Atomic treacle

I start with a joke.  There are 10 sorts of people in the world.  Those who understand binary numbers and those who don’t.   

In our culture, we are encouraged to think that we can divide the world up using binary oppositions.  We are either x or we are y.  In politics we are on the left or on the right; in personality we are extrovert or introvert; for our intellectual training we choose between the sciences or the arts; we are routinely asked, by organisations gathering data on diversity, whether we are male or female, homo- or hetero-, abled or disabled, black or white; in London, you either live north of the river or you don’t really live in London at all, which illustrates a significant problem about the use of dichotomies: they set people in opposition one with another.    
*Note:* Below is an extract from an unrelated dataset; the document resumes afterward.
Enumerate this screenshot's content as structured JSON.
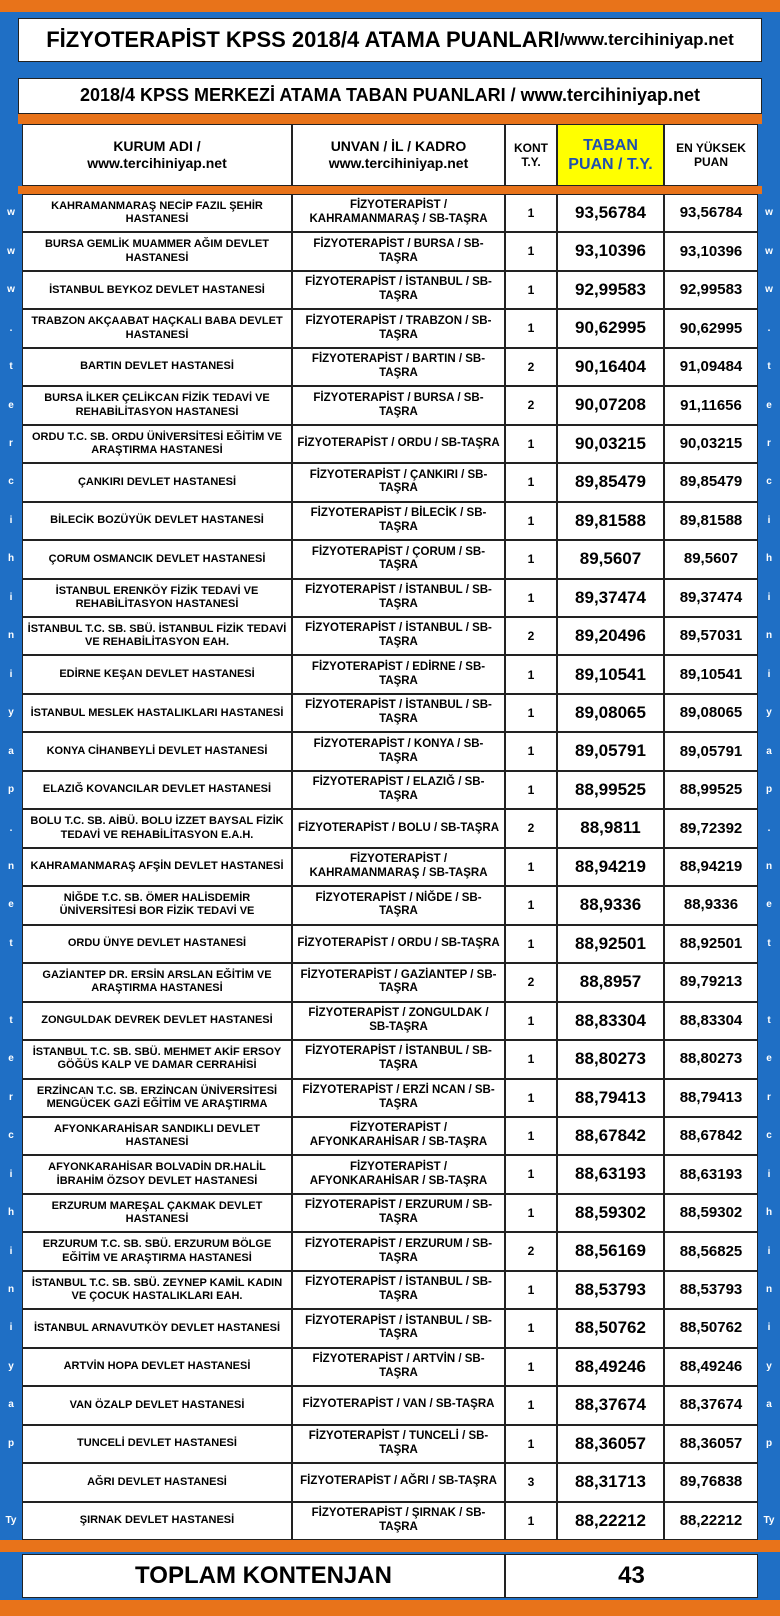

I recently came across a remark by Bertrand Russell, who said of the development of his philosophical temperament that he had leapt from the Hegelian view that the world was a bowl of treacle to the atomist view that the world was a bowl of lead shot.  In other words, he had abandoned the view that we cannot understand anything until we understand everything, since as Hegel claimed the true is the whole, and instead had adopted the view that the only way to understand anything is to break it down into its component parts and try to understand each of them in turn and then figure out how they connect.  Atomists, of whom Russell is a good example, think that the main purpose of philosophy is analysis, that is, the systematic separation of each part or element of a phenomenon, so that it can be studied in isolation; by contract, treaclists, of whom John Dewey might be a good example, think that the main purpose of philosophy is synthesis, that is, the examination of the interconnectedness of phenomena, so that their reciprocal influence upon each other can be understood.  I was taught philosophy in the atomist tradition, but during my training I leapt in the opposite direction to Bertrand Russell, and I am now a confirmed treaclist.  I try to resist attempts to divide up the world, believing that we understand best when we consider the whole and the fulness of its variety.   There are many more than 10 sorts of people in my world.